I don't even necessarily recall most of a dream while dreaming it; I have noticed myself forgetting the beginning of a dream while still asleep.

Quote
I have noticed many other benefits derived from taking good care of sleep. My energy levels are very consistent, even when I do much to exhaust myself. My skin and general appearance has improved slightly, and short naps have become a panacea for curing all kinds of ills.
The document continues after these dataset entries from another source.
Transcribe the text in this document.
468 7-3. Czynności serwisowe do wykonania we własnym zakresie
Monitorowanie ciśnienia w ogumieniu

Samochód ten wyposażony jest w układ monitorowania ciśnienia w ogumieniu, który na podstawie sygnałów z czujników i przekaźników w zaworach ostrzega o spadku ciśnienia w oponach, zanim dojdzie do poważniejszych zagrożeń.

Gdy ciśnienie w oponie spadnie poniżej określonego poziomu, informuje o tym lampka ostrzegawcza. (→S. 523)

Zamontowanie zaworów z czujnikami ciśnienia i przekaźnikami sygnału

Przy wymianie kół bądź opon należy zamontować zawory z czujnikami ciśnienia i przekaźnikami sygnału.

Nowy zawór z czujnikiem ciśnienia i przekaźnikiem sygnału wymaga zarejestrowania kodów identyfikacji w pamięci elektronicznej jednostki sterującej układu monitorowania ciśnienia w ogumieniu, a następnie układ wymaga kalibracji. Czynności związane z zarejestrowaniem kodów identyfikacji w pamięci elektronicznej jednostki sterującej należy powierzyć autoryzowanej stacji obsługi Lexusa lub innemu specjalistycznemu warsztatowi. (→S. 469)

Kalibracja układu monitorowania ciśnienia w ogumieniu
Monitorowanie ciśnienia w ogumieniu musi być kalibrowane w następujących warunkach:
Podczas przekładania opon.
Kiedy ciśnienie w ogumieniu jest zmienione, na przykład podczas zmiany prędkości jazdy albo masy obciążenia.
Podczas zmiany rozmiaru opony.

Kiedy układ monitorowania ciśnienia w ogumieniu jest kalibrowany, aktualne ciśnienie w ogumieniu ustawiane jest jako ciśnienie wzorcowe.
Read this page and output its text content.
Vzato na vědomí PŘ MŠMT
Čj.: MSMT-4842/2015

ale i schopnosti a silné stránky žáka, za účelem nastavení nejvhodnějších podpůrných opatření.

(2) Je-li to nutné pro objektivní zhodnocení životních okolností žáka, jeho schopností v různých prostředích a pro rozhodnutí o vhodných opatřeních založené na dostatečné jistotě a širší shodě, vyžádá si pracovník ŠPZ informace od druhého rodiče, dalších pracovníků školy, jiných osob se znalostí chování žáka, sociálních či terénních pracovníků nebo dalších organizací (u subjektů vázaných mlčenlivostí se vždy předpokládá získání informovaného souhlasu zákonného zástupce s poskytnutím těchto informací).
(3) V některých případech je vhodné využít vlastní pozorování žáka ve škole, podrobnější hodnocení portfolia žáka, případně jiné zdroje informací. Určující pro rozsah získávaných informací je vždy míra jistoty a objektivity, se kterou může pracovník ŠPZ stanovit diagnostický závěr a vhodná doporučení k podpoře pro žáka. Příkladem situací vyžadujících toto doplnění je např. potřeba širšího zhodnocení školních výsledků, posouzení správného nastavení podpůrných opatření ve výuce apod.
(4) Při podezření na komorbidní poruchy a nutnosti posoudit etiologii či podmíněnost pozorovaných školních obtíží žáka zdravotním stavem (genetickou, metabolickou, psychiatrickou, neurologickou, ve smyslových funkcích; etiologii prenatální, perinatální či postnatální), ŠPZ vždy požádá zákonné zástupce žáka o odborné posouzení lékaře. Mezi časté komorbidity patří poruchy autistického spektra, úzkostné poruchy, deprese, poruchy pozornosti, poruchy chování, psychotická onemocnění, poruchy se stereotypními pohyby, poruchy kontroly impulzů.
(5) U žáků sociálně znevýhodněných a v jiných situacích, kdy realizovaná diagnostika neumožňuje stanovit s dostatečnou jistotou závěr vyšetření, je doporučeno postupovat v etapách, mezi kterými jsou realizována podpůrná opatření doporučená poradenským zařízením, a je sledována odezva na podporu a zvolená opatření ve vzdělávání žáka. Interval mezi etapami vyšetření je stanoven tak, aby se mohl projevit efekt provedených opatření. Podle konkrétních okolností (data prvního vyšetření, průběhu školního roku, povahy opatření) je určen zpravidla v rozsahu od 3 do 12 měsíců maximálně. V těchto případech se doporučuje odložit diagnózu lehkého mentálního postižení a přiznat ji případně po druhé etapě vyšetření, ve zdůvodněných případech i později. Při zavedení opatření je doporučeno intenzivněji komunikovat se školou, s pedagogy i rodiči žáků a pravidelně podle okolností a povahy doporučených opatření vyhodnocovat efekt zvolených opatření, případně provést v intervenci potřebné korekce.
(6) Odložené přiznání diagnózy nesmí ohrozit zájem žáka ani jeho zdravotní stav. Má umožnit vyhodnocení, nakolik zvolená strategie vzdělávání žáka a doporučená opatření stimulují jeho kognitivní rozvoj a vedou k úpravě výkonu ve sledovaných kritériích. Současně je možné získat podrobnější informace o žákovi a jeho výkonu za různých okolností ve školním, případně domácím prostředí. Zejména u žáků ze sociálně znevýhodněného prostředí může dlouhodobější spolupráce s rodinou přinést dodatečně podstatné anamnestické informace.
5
I cannot totally explain why, but it has become much easier for me to go to sleep on command, wake up generally when I want to without external stimuli, and get a far greater quality of rest between the two.

One has to love the Somnus Dreadnought.  :)
I normally get to bed at the same time every day with rare exceptions, but that hasn't helped much with needing too much sleep.
During Christmas break I actually witnessed myself waking up from sleep apnea (and falling asleep again almost immediately again), or starting to snore while falling asleep.
But well, at least I know by now that my nasal breathing problems are not caused by external circumstances like allergies but simply something chronic. So I can only hope that the medicine I'm supposed to take will start working, it is expected to take a while... (and currently I need to take a break from it due to some other illness.)

HangedMan

Re: Somnomancy - The use of Sleep-related States for Alchemical Purposes
« Reply #10 on: February 08, 2019, 02:08:31 am »
I appreciate this post very much.

My thoughts on the hypnopompic state are very much similar. Sometimes answers and solutions to deeply ingrained problems spontaneously spring up from that state, like bubbles floating up from a pond. Sometimes I get cool ideas for art.

Thank you for sharing. This is a worthy practice to reach toward!

NEMO 93

Re: Somnomancy - The use of Sleep-related States for Alchemical Purposes
« Reply #11 on: February 08, 2019, 03:15:31 pm »
Amazing write-up! I'm gonnna have to read it when I'm more awake can process it.